En décembre 2016, il y eut le siège d’Alep, qui fut décrit comme l’acharnement sadique du méchant Poutine et du méchant Assad contre des gentils rebelles. Aujourd’hui, avec le siège de Mossoul, nous avons le récit des gentils occidentaux et des gentils irakiens bombardant « chirurgicalement » les méchants rebelles de l’Etat islamique. Bien sûr que Poutine et Assad sont des monstres froids. Bien sûr que le criminel Etat islamique doit être effacé de la surface de la terre. Mais, à Alep, les chiites étaient dans le camp des méchants ; à Mossoul, ils sont passés du côté des gentils. A l’évidence, les lunettes manichéennes ne réussissent plus à nous décrypter le Moyen-Orient.

Jamais la chute de Mossoul à l’été 2014 n’aurait pu avoir lieu si sa population, très majoritairement arabe sunnite, n’avait pas pris fait et cause (avant de se raviser) pour les combattants sunnites de Daech, contre les autorités chiites de Bagdad, vécues comme un occupant. En Mésopotamie, les chiites et les sunnites vivaient en bonne intelligence depuis le 7ème siècle (avec des querelles dynastiques mais sans massacres), jusqu’à ce que les Ottomans, puis les Britanniques n’instrumentalisent, à des fins politiques, leurs divergences religieuses. Le nationalisme arabe, né au début des années 1940, avait réussi à les gommer. Durant la guerre Irak-Iran (1980-1988), aucun soldat irakien chiite n’est passé à l’ennemi, alors que la Perse est, depuis sa conversion safavide au 16ème siècle, la grande puissance chiite de la région. A Bagdad, les chiites et les sunnites vivaient parfaitement ensemble, jusqu’à ce que l’invasion américaine de 2003 ne vienne, involontairement, briser cette bonne entente. Il a fallu que les djihadistes sunnites d’Al Qaïda fassent, en février 2006, exploser le dôme de la mosquée d’or de Samarra, mausolée des dixième et onzième imams du chiisme duodécimain, pour parvenir à leurs fins : susciter une guerre civile en Irak, que l’occupant américain ne parviendrait jamais à éteindre.

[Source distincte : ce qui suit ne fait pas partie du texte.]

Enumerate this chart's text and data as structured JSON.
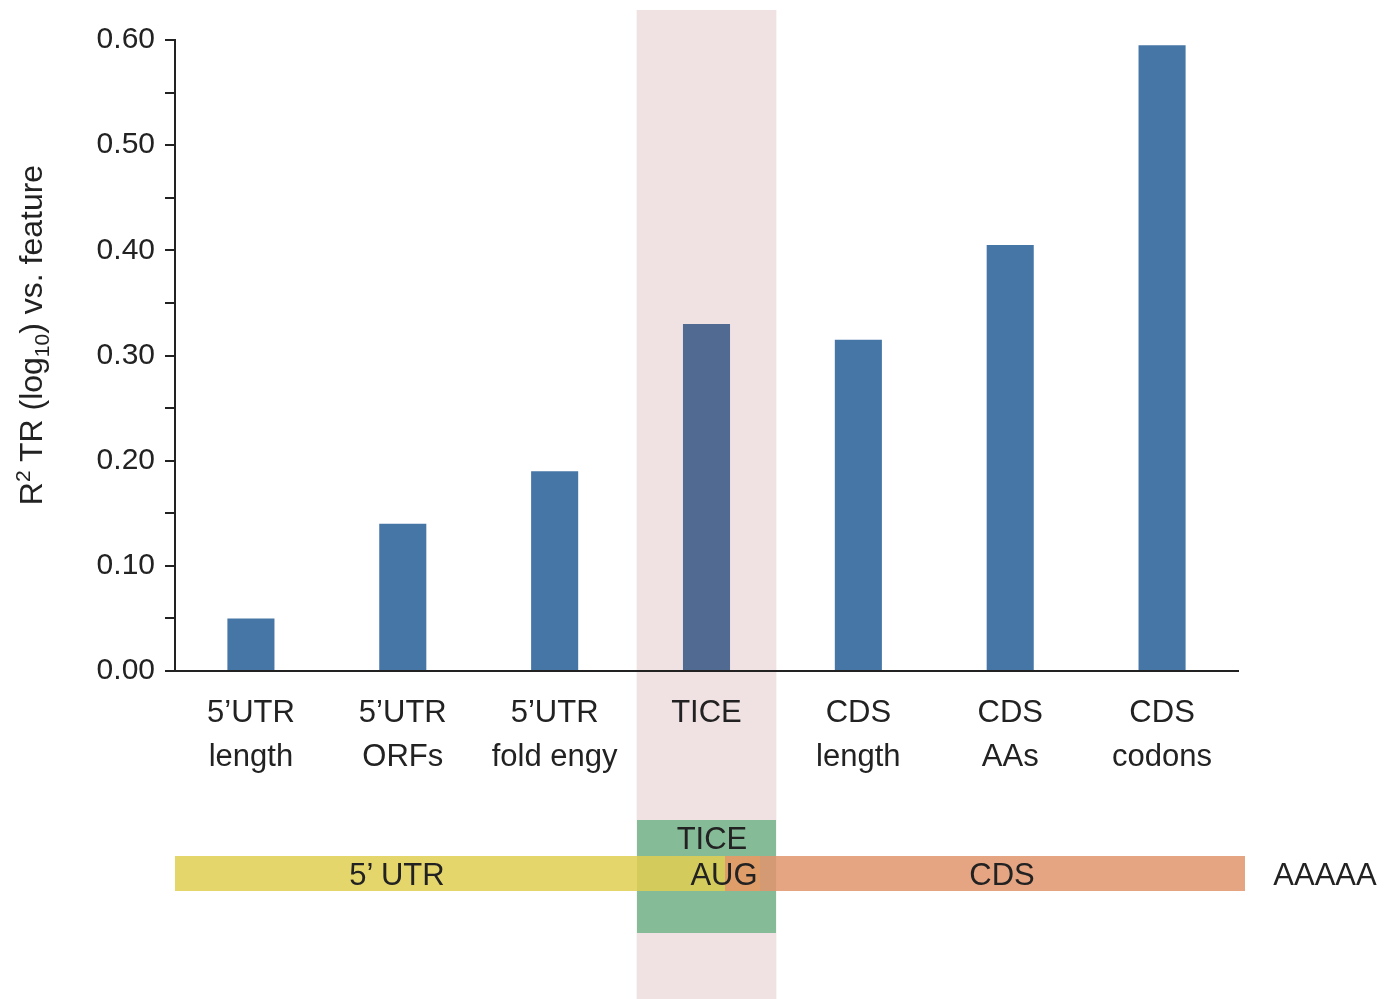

Avec la reprise de l’aéroport militaire de Taqba le 26 mars 2017, a commencé la libération de Raqqa, ville sunnite baignée par l’Euphrate et fief syrien de Daech. Les Russes et les Américains – dont les chars ont bloqué toute possibilité d’avancée de l’armée turque sur le verrou de Manbij (150 kms au nord-ouest de Raqqa) – sont tombés d’accord pour confier l’opération aux Forces démocratiques syriennes. Ces FDS, conseillées par les forces spéciales américaines, sont principalement composées de combattants kurdes laïcs, mais elles ont su intégrer des soldats sunnites. Ce sont ces derniers qui feront la police, une fois la ville prise. En l’état actuel des haines religieuses, l’erreur suprême eût été d’y intégrer des milices chiites.

L’Irak retrouvera-t-il un jour sa tolérance interconfessionnelle d’antan ? Cela dépendra de la force de caractère de son actuel premier ministre, Haïdar al-Abadi, un ingénieur chiite religieux, formé en Angleterre. Ali al-Sistani, le grand ayatollah chiite de l’Irak, présente l’avantage de récuser le principe du velayat-e-faqih (le gouvernement des clercs), qui est la règle en Iran depuis la révolution islamique de 1979.

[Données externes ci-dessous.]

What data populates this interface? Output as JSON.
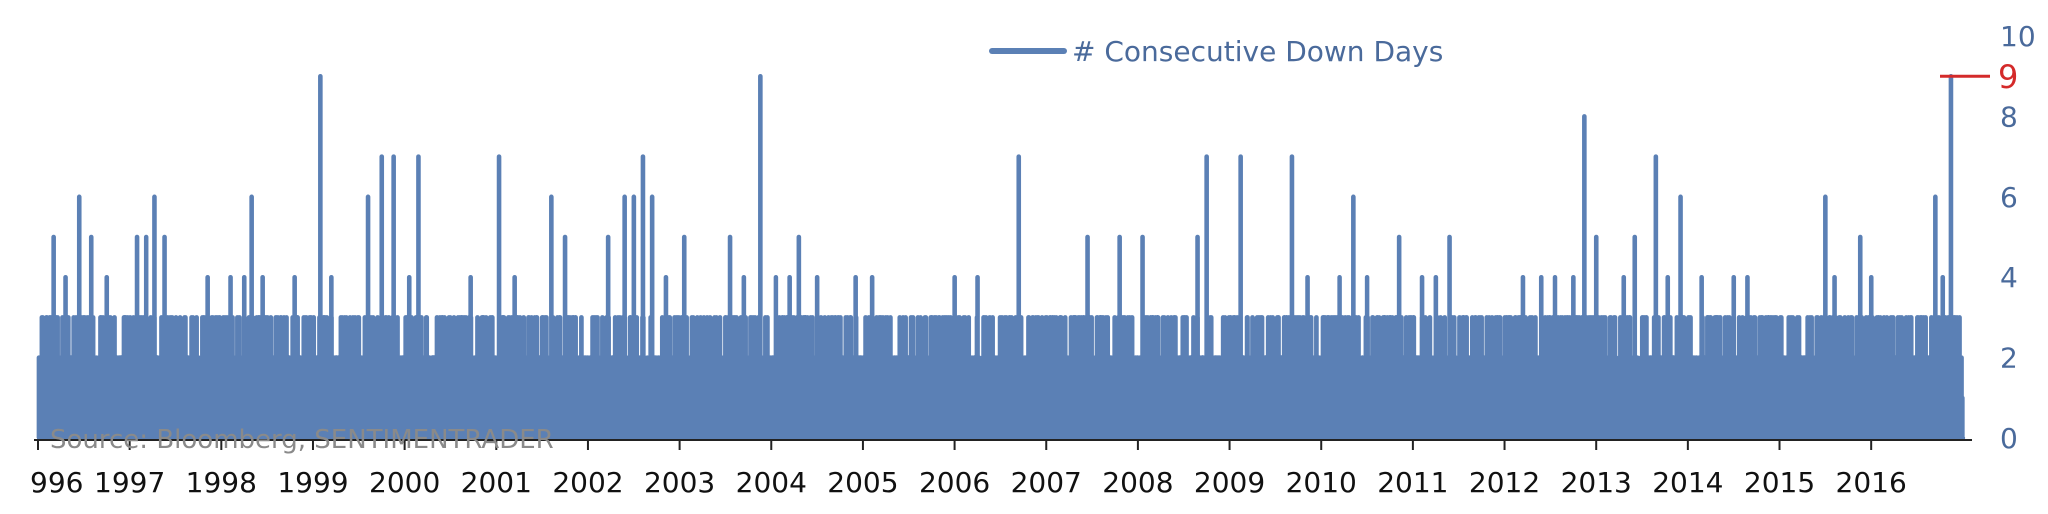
{
  "chart_data": {
    "type": "line",
    "title": "",
    "xlabel": "",
    "ylabel": "",
    "ylim": [
      0,
      10
    ],
    "xlim": [
      1996.0,
      2017.1
    ],
    "y_ticks": [
      "0",
      "2",
      "4",
      "6",
      "8",
      "10"
    ],
    "x_ticks": [
      "1996",
      "1997",
      "1998",
      "1999",
      "2000",
      "2001",
      "2002",
      "2003",
      "2004",
      "2005",
      "2006",
      "2007",
      "2008",
      "2009",
      "2010",
      "2011",
      "2012",
      "2013",
      "2014",
      "2015",
      "2016"
    ],
    "x_tick_labels": [
      "996",
      "1997",
      "1998",
      "1999",
      "2000",
      "2001",
      "2002",
      "2003",
      "2004",
      "2005",
      "2006",
      "2007",
      "2008",
      "2009",
      "2010",
      "2011",
      "2012",
      "2013",
      "2014",
      "2015",
      "2016"
    ],
    "legend": {
      "label": "# Consecutive Down Days",
      "position": "top-center"
    },
    "source": "Source: Bloomberg, SENTIMENTRADER",
    "annotation": {
      "label": "9",
      "value": 9,
      "color": "#d42a2a"
    },
    "series": [
      {
        "name": "# Consecutive Down Days",
        "color": "#5b80b5",
        "peaks": [
          [
            1996.05,
            2
          ],
          [
            1996.17,
            5
          ],
          [
            1996.3,
            4
          ],
          [
            1996.45,
            6
          ],
          [
            1996.58,
            5
          ],
          [
            1996.75,
            4
          ],
          [
            1996.95,
            3
          ],
          [
            1997.08,
            5
          ],
          [
            1997.18,
            5
          ],
          [
            1997.27,
            6
          ],
          [
            1997.38,
            5
          ],
          [
            1997.6,
            3
          ],
          [
            1997.85,
            4
          ],
          [
            1997.95,
            3
          ],
          [
            1998.1,
            4
          ],
          [
            1998.25,
            4
          ],
          [
            1998.33,
            6
          ],
          [
            1998.45,
            4
          ],
          [
            1998.6,
            3
          ],
          [
            1998.8,
            4
          ],
          [
            1999.08,
            9
          ],
          [
            1999.2,
            4
          ],
          [
            1999.5,
            3
          ],
          [
            1999.6,
            6
          ],
          [
            1999.75,
            7
          ],
          [
            1999.88,
            7
          ],
          [
            2000.05,
            4
          ],
          [
            2000.15,
            7
          ],
          [
            2000.4,
            3
          ],
          [
            2000.72,
            4
          ],
          [
            2000.85,
            3
          ],
          [
            2001.03,
            7
          ],
          [
            2001.2,
            4
          ],
          [
            2001.35,
            3
          ],
          [
            2001.6,
            6
          ],
          [
            2001.75,
            5
          ],
          [
            2002.05,
            3
          ],
          [
            2002.22,
            5
          ],
          [
            2002.4,
            6
          ],
          [
            2002.5,
            6
          ],
          [
            2002.6,
            7
          ],
          [
            2002.7,
            6
          ],
          [
            2002.85,
            4
          ],
          [
            2003.05,
            5
          ],
          [
            2003.3,
            3
          ],
          [
            2003.55,
            5
          ],
          [
            2003.7,
            4
          ],
          [
            2003.88,
            9
          ],
          [
            2004.05,
            4
          ],
          [
            2004.2,
            4
          ],
          [
            2004.3,
            5
          ],
          [
            2004.5,
            4
          ],
          [
            2004.7,
            3
          ],
          [
            2004.92,
            4
          ],
          [
            2005.1,
            4
          ],
          [
            2005.3,
            3
          ],
          [
            2005.6,
            3
          ],
          [
            2005.8,
            3
          ],
          [
            2006.0,
            4
          ],
          [
            2006.25,
            4
          ],
          [
            2006.6,
            3
          ],
          [
            2006.7,
            7
          ],
          [
            2006.85,
            3
          ],
          [
            2007.15,
            3
          ],
          [
            2007.45,
            5
          ],
          [
            2007.6,
            3
          ],
          [
            2007.8,
            5
          ],
          [
            2008.05,
            5
          ],
          [
            2008.4,
            3
          ],
          [
            2008.65,
            5
          ],
          [
            2008.75,
            7
          ],
          [
            2008.95,
            3
          ],
          [
            2009.12,
            7
          ],
          [
            2009.3,
            3
          ],
          [
            2009.52,
            3
          ],
          [
            2009.68,
            7
          ],
          [
            2009.85,
            4
          ],
          [
            2010.2,
            4
          ],
          [
            2010.35,
            6
          ],
          [
            2010.5,
            4
          ],
          [
            2010.75,
            3
          ],
          [
            2010.85,
            5
          ],
          [
            2011.1,
            4
          ],
          [
            2011.25,
            4
          ],
          [
            2011.4,
            5
          ],
          [
            2011.55,
            3
          ],
          [
            2011.75,
            3
          ],
          [
            2012.05,
            3
          ],
          [
            2012.2,
            4
          ],
          [
            2012.4,
            4
          ],
          [
            2012.55,
            4
          ],
          [
            2012.75,
            4
          ],
          [
            2012.87,
            8
          ],
          [
            2013.0,
            5
          ],
          [
            2013.15,
            2
          ],
          [
            2013.3,
            4
          ],
          [
            2013.42,
            5
          ],
          [
            2013.65,
            7
          ],
          [
            2013.78,
            4
          ],
          [
            2013.92,
            6
          ],
          [
            2014.15,
            4
          ],
          [
            2014.35,
            3
          ],
          [
            2014.5,
            4
          ],
          [
            2014.65,
            4
          ],
          [
            2014.85,
            3
          ],
          [
            2015.1,
            3
          ],
          [
            2015.35,
            3
          ],
          [
            2015.5,
            6
          ],
          [
            2015.6,
            4
          ],
          [
            2015.75,
            3
          ],
          [
            2015.88,
            5
          ],
          [
            2016.0,
            4
          ],
          [
            2016.1,
            3
          ],
          [
            2016.3,
            2
          ],
          [
            2016.45,
            2
          ],
          [
            2016.6,
            2
          ],
          [
            2016.7,
            6
          ],
          [
            2016.78,
            4
          ],
          [
            2016.87,
            9
          ]
        ]
      }
    ]
  }
}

Au Moyen-Orient, les deux puissances qui instrumentalisent les divergences religieuses sont deux théocraties riches en pétrole, prétendant gouverner au nom de Dieu : l’Arabie saoudite sunnite et l’Iran chiite. Ces deux puissances se disputent, par communautés locales interposées, le contrôle de cinq pays multiconfessionnels : le Liban, la Syrie, l’Irak, Bahreïn, le Yémen. L’avantage est actuellement à l’Iran, très ancienne nation indépendante, alors que la famille des Saoud n’est forte que de son pacte de 1945 avec l’Amérique.

Le conflit chiites-sunnites a intrinsèquement peu de profondeur idéologique : il s’éteindra le jour où Téhéran et Riad sépareront le politique du religieux.